What do I do if the "undefined symbol: __nvJitLinkAddData_12_1, version libnvJitLink.so.12" error message is reported when I use PyTorch on a GPU-accelerated Linux instance?

  • Problem description

    When you use PyTorch on a GPU-accelerated Linux instance, the following error message is reported:

    >>> import torch
    Traceback (most recent call last):
      File "<stdin>", line 1, in <module>
      File "/usr/local/lib/python3.8/dist-packages/torch/__init__.py", line 235, in <module>
        from torch._C import *  # noqa: F403
    ImportError: /usr/local/lib/python3.8/dist-packages/torch/lib/../../nvidia/cusparse/lib/libcusparse.so.12: undefined symbol: __nvJitLinkAddData_12_1, version libnvJitLink.so.12
  • Cause

    The CUDA version installed on the GPU-accelerated instance may be incompatible with the PyTorch version. For more information about the mapping between CUDA and PyTorch versions, see the Previous PyTorch versions tab in the official PyTorch documentation.

    The PyTorch version installed by running the pip install torch command is 2.1.2. This requires that the CUDA version must be 12.1. However, the CUDA version automatically installed on the purchased GPU-accelerated instance is 12.0, which does not match the CUDA version required by PyTorch.

  • Solution

    If you selected Auto-install GPU Driver on the Public Images tab in the Image section when you purchased a GPU-accelerated instance, you can change the CUDA version to 12.1 by using one of the following methods:

    • Method 1: Manually install CUDA

      Manually install CUDA of version 12.1. For more information, see NVIDIA CUDA Installation Guide for Linux.

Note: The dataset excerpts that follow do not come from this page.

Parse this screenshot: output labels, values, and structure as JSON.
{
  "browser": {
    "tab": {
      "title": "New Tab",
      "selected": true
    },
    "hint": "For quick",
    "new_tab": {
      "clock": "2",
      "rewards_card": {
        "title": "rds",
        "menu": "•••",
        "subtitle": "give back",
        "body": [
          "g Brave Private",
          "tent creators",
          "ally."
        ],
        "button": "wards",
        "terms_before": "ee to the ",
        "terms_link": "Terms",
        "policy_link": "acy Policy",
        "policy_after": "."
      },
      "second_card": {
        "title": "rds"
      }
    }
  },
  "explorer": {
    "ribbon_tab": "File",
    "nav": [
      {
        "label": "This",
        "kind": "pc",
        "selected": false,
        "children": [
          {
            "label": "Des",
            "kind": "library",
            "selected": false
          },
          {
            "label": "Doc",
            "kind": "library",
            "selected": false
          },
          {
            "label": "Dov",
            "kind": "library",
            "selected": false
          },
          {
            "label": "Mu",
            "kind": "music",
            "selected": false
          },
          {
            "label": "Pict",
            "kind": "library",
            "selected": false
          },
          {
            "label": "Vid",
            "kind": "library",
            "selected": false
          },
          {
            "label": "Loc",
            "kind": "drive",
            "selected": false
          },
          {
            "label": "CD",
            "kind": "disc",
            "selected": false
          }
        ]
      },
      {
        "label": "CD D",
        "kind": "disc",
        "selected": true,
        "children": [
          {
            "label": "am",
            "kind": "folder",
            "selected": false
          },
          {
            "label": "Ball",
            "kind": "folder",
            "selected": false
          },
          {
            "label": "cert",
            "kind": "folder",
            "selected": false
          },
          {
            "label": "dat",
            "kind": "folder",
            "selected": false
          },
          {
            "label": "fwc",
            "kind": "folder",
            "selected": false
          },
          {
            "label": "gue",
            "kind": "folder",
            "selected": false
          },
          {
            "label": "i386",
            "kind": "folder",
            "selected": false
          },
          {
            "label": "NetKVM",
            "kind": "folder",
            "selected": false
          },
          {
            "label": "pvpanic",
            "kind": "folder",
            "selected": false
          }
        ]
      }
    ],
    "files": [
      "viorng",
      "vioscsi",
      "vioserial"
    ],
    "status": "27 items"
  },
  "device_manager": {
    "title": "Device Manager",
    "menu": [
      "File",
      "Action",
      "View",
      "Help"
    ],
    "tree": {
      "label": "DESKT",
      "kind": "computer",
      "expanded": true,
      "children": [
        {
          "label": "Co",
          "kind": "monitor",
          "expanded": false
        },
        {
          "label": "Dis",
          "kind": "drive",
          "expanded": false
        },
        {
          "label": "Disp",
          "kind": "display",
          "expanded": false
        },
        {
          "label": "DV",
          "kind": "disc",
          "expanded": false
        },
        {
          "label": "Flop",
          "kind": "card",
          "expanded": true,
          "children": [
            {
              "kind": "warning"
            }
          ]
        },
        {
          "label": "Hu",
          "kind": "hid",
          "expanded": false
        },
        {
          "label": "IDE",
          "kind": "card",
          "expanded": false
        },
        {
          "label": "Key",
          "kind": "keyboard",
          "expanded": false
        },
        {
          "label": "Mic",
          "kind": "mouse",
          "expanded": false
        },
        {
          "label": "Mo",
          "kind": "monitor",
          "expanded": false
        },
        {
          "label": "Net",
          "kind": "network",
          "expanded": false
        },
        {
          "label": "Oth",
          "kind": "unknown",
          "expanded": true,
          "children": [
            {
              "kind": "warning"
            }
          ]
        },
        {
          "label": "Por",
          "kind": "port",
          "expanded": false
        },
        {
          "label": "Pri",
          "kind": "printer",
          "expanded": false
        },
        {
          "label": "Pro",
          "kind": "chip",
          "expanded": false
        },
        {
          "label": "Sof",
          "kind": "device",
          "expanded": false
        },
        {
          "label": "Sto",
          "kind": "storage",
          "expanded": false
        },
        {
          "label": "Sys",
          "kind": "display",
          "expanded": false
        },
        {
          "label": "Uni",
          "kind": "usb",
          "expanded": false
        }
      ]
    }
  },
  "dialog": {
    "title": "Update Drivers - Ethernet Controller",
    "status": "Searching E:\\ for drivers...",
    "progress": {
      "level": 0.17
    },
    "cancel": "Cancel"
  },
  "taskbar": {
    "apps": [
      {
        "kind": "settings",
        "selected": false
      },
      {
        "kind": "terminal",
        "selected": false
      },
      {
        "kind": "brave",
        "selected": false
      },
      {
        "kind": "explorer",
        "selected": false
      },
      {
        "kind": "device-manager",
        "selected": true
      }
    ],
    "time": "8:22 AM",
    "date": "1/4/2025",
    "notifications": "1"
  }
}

    • Method 2: Install CUDA by using a custom script

      1. Release the GPU-accelerated instance.

        For more information, see Release instances.

      2. Purchase a new GPU-accelerated instance.

        For more information, see Create a GPU-accelerated instance. The following section describes how to configure key parameters:

        • On the Public Images tab in the Image section, do not select Auto-install GPU Driver.

        • In the field in the User Data part of the Advanced Settings (Optional) section, enter a custom script to install the NVIDIA Tesla driver of version 535.129.03 and CUDA of version 12.1.1. The following sample code provides an example of a custom script:

          Sample code of a custom script

          #!/bin/sh
          
          #Please input version to install
          DRIVER_VERSION="535.129.03"
          CUDA_VERSION="12.1.1"
          CUDNN_VERSION="8.9.7.29"
          IS_INSTALL_eRDMA="FALSE"
          IS_INSTALL_RDMA="FALSE"
          IS_INSTALL_AIACC_TRAIN="FALSE"
          IS_INSTALL_AIACC_INFERENCE="FALSE"
          IS_INSTALL_RAPIDS="FALSE"
          INSTALL_DIR="/root/auto_install"
          
          #using .run to install driver and cuda
          auto_install_script="auto_install.sh"
          
          script_download_url=$(curl http://100.100.100.200/latest/meta-data/source-address | head -1)"/opsx/ecs/linux/binary/script/${auto_install_script}"
          echo $script_download_url
          
          rm -rf $INSTALL_DIR
          mkdir -p $INSTALL_DIR
          cd $INSTALL_DIR
          wget -t 10 --timeout=10 $script_download_url && bash ${INSTALL_DIR}/${auto_install_script} $DRIVER_VERSION $CUDA_VERSION $CUDNN_VERSION $IS_INSTALL_AIACC_TRAIN $IS_INSTALL_AIACC_INFERENCE $IS_INSTALL_RDMA $IS_INSTALL_eRDMA $IS_INSTALL_RAPIDS
    • Method 3: Modify a custom script and change the OS

      1. Stop the GPU-accelerated instance.

        For more information, see Stop instances.

      2. On the Instance page, find the stopped GPU-accelerated instance and click image in the Actions column. In the Instance Settings section, click Set User Data.

      3. Modify the user data and click Confirm.

        In this example, the values of the DRIVER_VERION, CUDA_VERSION, and CUDNN_VERSION parameters are changed to the following versions:

        ...
        DRIVER_VERSION="535.129.03"
        CUDA_VERSION="12.1.1"
        CUDNN_VERSION="8.9.7.29"
        ...

        修改数据.jpg

      4. Change the OS of the GPU-accelerated instance.

        For more information, see Replace the operating system (system disk) of an instance.

        After the GPU-accelerated instance is restarted, the system re-installs the new versions of the NVIDIA Tesla driver, CUDA, and cuDNN.